Für Wissensmanagement-Berater Rox ist die die Integration der Bookmarking-Symbole bei Online-Medien dabei ein wichtiger Faktor, der auch auf die Bookmarking-Portale zurückwirkt und sie einem breiteren Publikum bekannt macht: „Nicht nur deswegen werden Social Bookmarks die Masse erreichen.“ Wortfeld“-Blogger Svensson ist dagegen skeptischer, was die Wirkung dieser Icon-Leisten angeht: „Wenn ich etwa auf ‚Zeit Online‘ die kleinen Bookmarking-Symbole unter dem Artikel sehe, bin ich hin- und hergerissen. Positiv gesehen: Anbieter, die daran denken, wollen es den Nutzern so leicht wie möglich machen. Sie haben verstanden, dass es eine Welt außerhalb ihrer eigenen Website gibt und dass externe Links auf eigene Artikel wertvoll sind. Andererseits habe ich selbst noch nie auf eines dieser Symbole geklickt.“ Wer tatsächlich bereits Social Bookmarks nutzt, habe dafür längst dafür ein kleines Plugin im Webbrowser installiert und sei auf die nicht speziellen Symbolleisten angewiesen, meinen auch andere Fachleute.

Warten auf die Massentauglichkeit

Sollte die Popularität von Social-Bookmark-Diensten über den bisherigen Kreis der Early Adopters weiter wachsen, könnte das für deren Betreiber auch eine neue Herausforderung bei der Qualitätssicherung darstellen. „Der einzelne User möchte ja auch einen Mehrwert seitens der Community bekommen. Und wenn die Masse recht undifferenziert Links sammelt, so muss ich meinen Mehrwert an Wissen mit verschiedenen Werkzeugen abschöpfen. Betrachtet man die Entwicklung von wie del.icio.us oder Digg, so sieht man, dass dort versucht wird, Unterportale oder Communities in den Vordergrund zu stellen, die das leisten“, sagt Torsten Rox. Außerdem würden weitere Tools angeboten, die die Nutzern helfen, aus der Masse der Empfehlungen die wirklich für sie relevanten zu filtern.
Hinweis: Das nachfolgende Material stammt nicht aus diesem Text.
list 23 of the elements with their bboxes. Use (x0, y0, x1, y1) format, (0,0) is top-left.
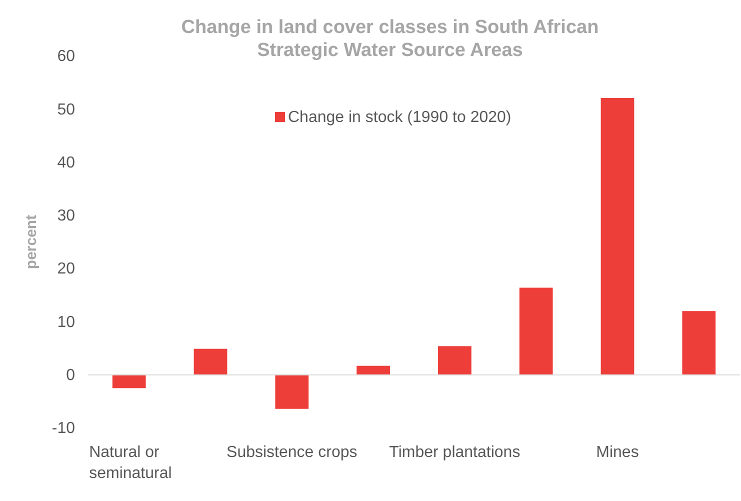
y-tick-label: 10 (57, 314, 76, 331)
bar (356, 366, 390, 375)
legend-label: Change in stock (1990 to 2020) (288, 109, 512, 126)
bar (112, 374, 146, 388)
y-tick-label: 20 (57, 260, 76, 278)
y-tick-label: -10 (52, 420, 76, 438)
y-axis-title: percent (23, 214, 40, 270)
x-tick-label: Mines (596, 444, 639, 461)
x-tick-label: Natural or seminatural (89, 444, 172, 482)
x-tick-label: Subsistence crops (226, 444, 358, 461)
chart-title: Change in land cover classes in South African Strategic Water Source Areas (181, 17, 599, 61)
y-tick-label: 40 (57, 154, 76, 172)
y-tick-label: 30 (57, 208, 76, 225)
bar (194, 348, 228, 375)
y-tick-label: 60 (57, 48, 76, 66)
bar (682, 311, 716, 375)
bar (519, 288, 553, 375)
y-tick-label: 50 (57, 101, 76, 118)
x-tick-label: Timber plantations (389, 444, 520, 461)
bar (438, 346, 472, 375)
bar (275, 374, 309, 409)
bar (600, 98, 634, 375)
y-tick-label: 0 (66, 366, 76, 384)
Schließlich gibt es noch eine weitere Hürde, die einem durchschlagenden Erfolg der Lesezeichen-Dienste entgegensteht: der innere Schweinehund der (potenziellen) Nutzer. „Viele stöhnen erst einmal. ‚Noch ein neues Tool, schon wieder registrieren und ein neues Passwort … ‚ heißt es dann“, hat auch Journalismus-Professor Lorenz-Meyer schon die Erfahrung gemacht. Er geht jedoch tendenziell davon aus, dass Social Bookmarks durch die Integration in andere Dienste künftig selbstverständlicher und damit massentauglicher werden.

Dieser Artikel erschien zuerst im Medienmagazin Insight.